A few years ago, I was given exclusive access to interview a British citizen who had travelled to Syria in 2013 to fight against Bashar Al Assad’s murderous regime. Sufean Mostafa Kamal, who I met inside a high security detention centre just outside the Turkish city of Izmir, told me he had responded to cries for assistance from opposition groups inside Syria – the same groups that countries including the US and UK were supporting and arming. At the time, thousands of foreign fighters interpreted this support as an indirect endorsement of foreign mercenaries, because while these governments did not implicitly encourage their untrained and unarmed citizens to fight foreign wars, few actually prohibited it.
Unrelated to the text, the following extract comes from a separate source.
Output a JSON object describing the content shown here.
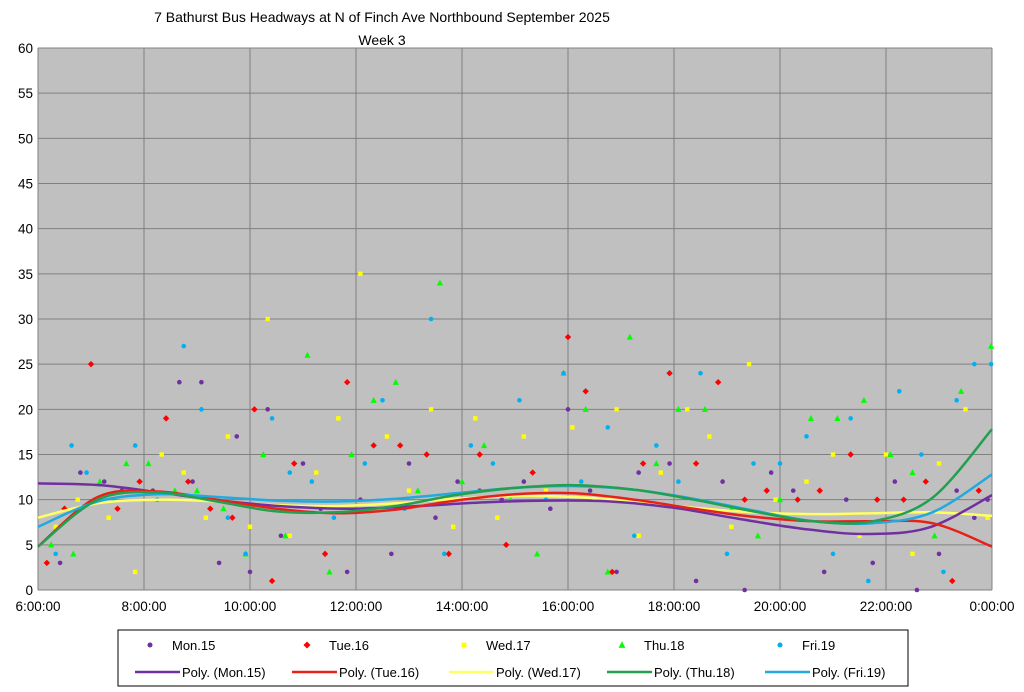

In fact, history reveals that independent outside forces have often taken part in direct combat in numerous countries, including Afghanistan, Iraq, and Bosnia.
However, as terrorist groups such as ISIS began to emerge inside Syria and Iraq, a sense of disquiet arose about these fighters’ motives, including the likelihood of them becoming radicalised, and the security threat they could pose if, and when, they returned home. In the midst of all these concerns, and as support for opposition groups ebbed away, those fighters who had been surreptitiously encouraged were conveniently brushed aside. This was despite the fact that while it is believed that 5000 or so foreign fighters went from Europe to Syria, it is also acknowledged that not all of them joined ISIS. Yet many who returned home were arrested and prosecuted, while others were accused of harbouring what was often disparagingly described as jihadist ideology. In Kamal’s case, he was stripped of his British citizenship in 2017 on suspicion of having connections with terrorist organisations during the six years he was in Syria – something he vehemently denies and has not been given the opportunity to challenge in a court of law.
Now, we are witnessing a similar scenario in Eastern Europe as foreign nationals travel to Ukraine to help fight the Russian invasion. It follows an unprecedented attempt by President Volodymyr Zelensky to create the country’s own international legion by calling on “citizens of the world” to fight “Russian war criminals,” adding that the first of 16,000 foreign fighters had already started making their way to Ukraine “to protect freedom and life for us, and for all”.
In stark contrast to the UK’s position on the war in Syria, his pleas were endorsed by the UK Foreign Secretary Liz Truss, who told the BBC: “If people want to support that struggle, I will support them doing that.” Her position also contradicts that of the former Home Secretary Sajid Javid, who introduced a law in 2019 stating that British citizens who travelled to designated conflict zones could face up to ten years in prison.
But although the British Prime Minister Boris Johnson has distanced himself from Truss’ comments, saying that the UK was not “actively” supporting volunteers going to fight, no formal representations to that effect have been made to the Ukrainian embassy in London, which has been processing applications from those who want to travel to Ukraine in order to help defend the country. Admittedly, it is asking for documents confirming military service or work with law enforcement agencies, but that has not prevented those without any combat training from taking their chances.
The Ukrainian embassy in Washington is doing the same, while the question of US citizens travelling to Ukraine for the same purpose has yet to be directly answered by the US Secretary of State Antony Blinken.
If there is reticence, it is understandable. For outside powers, if their nationals become part of the Ukrainian war, it means the countries are too, albeit inadvertently. But it is more than that. One of the most compelling reasons given for discouraging British and other nationals from fighting in Syria, Iraq and other countries was the risk that they may join terrorist groups. Yet little has been made of the fact that right-wing extremists and white supremacists have been operating in eastern and other parts of Ukraine for years, some of which fall within the definition of what constitutes a terrorist organisation. Despite this, not much attention has been given to the possibility of foreign fighters becoming radicalised in Ukraine and the risks they may pose on return.
It is too soon to predict how many foreign fighters from western nations will travel to Ukraine and how they will be treated on their return, but it will be telling if they are given a hero’s welcome rather than arrested and considered threats in the same way many Muslim men have been. Or worse, if they are stripped of their citizenship.
The nature of the response to millions of innocent Ukrainians being subjected to unspeakable horrors in the hands of the despotic megalomaniac that is Vladimir Putin compared with the sufferings of those further afield is notable. It ranges from the degree of sympathy for refugees crossing into countries such as Poland and Hungary, to the sheer disbelief that ‘white’ ‘blue-eyed’ people can suffer such atrocities. The attitude towards of foreign fighters heading for Ukraine is another aspect of this prevailing wider demonstration of double standards.
Kamal told me he believed he was stripped of his citizenship because he is Muslim, pointing to the fact that there was no evidence against him. He also told me he believed that while fighting in the name of defending the western values of democracy is considered acceptable by the West, a presumed motivation based on the Islamic ideology of justice is not. Given the muted response by some nations at the prospect of foreign fighters heading for Ukraine, one can’t help but think he has a point.